Thursday, April 10, 2008

The Second Civil War Ronald Brownstein

Sub titled "How extreme partisanship has paralyzed Washington and polarized America." It's a very recent book (2007) . It gives an interesting account of the politics of the last 20 years. For those that lived thru the period, it is a good nostalgic read. The author describes the "great sorting out" when the Solid South decided to leave the democratic party and join the republicans. In the good old days, the solid south voted democratic, and had done so ever since the Civil War. The Civil Rights Bill of 1964 was pushed thru by the national democratic party, over the dead bodies of the southern democrats. After that, southerners found they could join the republican party without causing total revulsion among their neighbors.

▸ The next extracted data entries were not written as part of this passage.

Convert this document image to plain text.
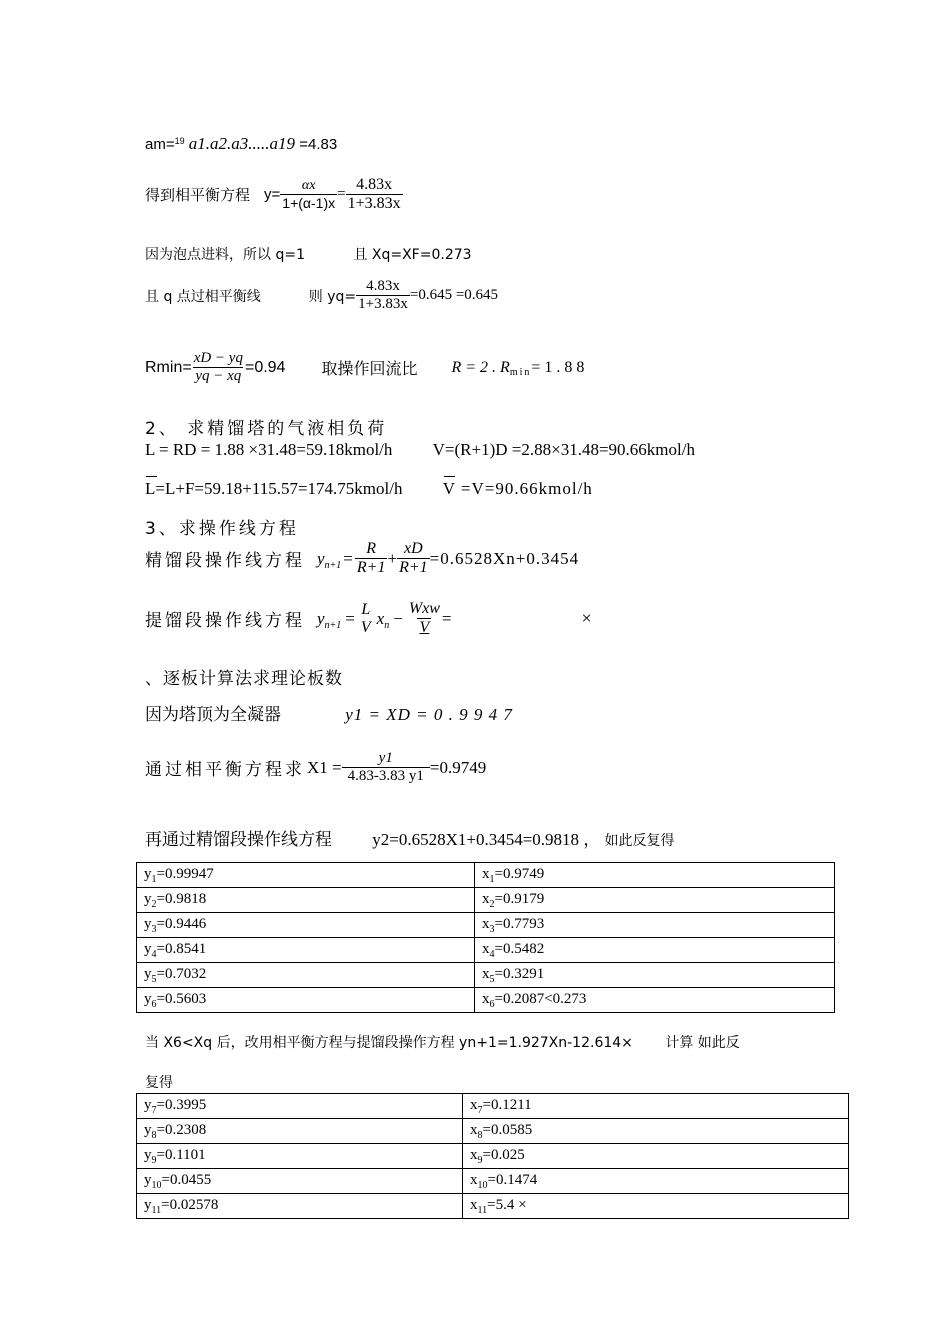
am=$^{19}$ a1.a2.a3.....a19 =4.83
得到相平衡方程 $y= \frac{\alpha x}{1+(\alpha-1)x} = \frac{4.83x}{1+3.83x}$
因为泡点进料，所以 q=1	且 Xq=XF=0.273
且 q 点过相平衡线	则 $yq= \frac{4.83x}{1+3.83x} =0.645 =0.645$
$Rmin= \frac{xD - yq}{yq - xq} =0.94$ 取操作回流比 R = 2 . R min = 1 . 8 8
2、 求精馏塔的气液相负荷
L = RD = 1.88 ×31.48=59.18kmol/h V=(R+1)D =2.88×31.48=90.66kmol/h
L=L+F=59.18+115.57=174.75kmol/h V =V=90.66kmol/h
3、求操作线方程
精馏段操作线方程 y $n+1 = \frac{R}{R+1} + \frac{xD}{R+1} =0.6528Xn+0.3454$
提馏段操作线方程 y n+1 = L
V x $n - \frac{\text{Wxw}}{V}$ =	×
、逐板计算法求理论板数
因为塔顶为全凝器	y1 = XD = 0 . 9 9 4 7
通过相平衡方程求 $X1 = \frac{y1}{4.83-3.83 y1} =0.9749$
再通过精馏段操作线方程 y2=0.6528X1+0.3454=0.9818 ， 如此反复得
$y_1=0.99947$	$x_1=0.9749$
$y_2=0.9818$	$x_2=0.9179$
$y_3=0.9446$	$x_3=0.7793$
$y_4=0.8541$	$x_4=0.5482$
$y_5=0.7032$	$x_5=0.3291$
$y_6=0.5603$	$x_6=0.2087<0.273$
当 X6<Xq 后，改用相平衡方程与提馏段操作方程 yn+1=1.927Xn-12.614× 计算 如此反
复得
$y_7=0.3995$	$x_7=0.1211$
$y_8=0.2308$	$x_8=0.0585$
$y_9=0.1101$	$x_9=0.025$
$y_{10}=0.0455$	$x_{10}=0.1474$
$y_{11}=0.02578$	$x_{11}=5.4$ ×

The result was the conservative southern democrats joined the conservative republican party, and the moderate republicans from the northeast switched to the liberal democratic party. The result was considerable more unity in the two national parties. By the 1990's the division between the parties in Congress was as sharp and rancorous as it had been before the Civil War. The strength of the two parties was fairly equal by the '90's so controversial legislation had little chance of passage.
The author decries this as total gridlock and calls for a return to the more mellow 1950's. I fail to agree with this viewpoint. I see the great sorting out as clarifying the issues to the voters. In the mellow 1950's it was hard for citizens, even real news junkies, to know what their party stood for, and what it might do if elected. Today the choices for the voters are more understandable.
The author does not discuss the rise of contentious issues since the 1960's. Things like drugs, abortion, gay rights, and immigration just were not issues in the 1950's and 60's. They hadn't been invented yet. When you have more contentious issues on the table you are going to have a more polarized electorate. The other thing the author fails to discuss is the fading of the unity forced upon us by the great challenges of the depression and World War II, and the Soviets. Twenty years of facing down existential challenges will foster a lot of political unity.
The author is a reporter for the Los Angles Times, and once co authored a book with Ralph Nader. His liberal sympathies seep out in the text.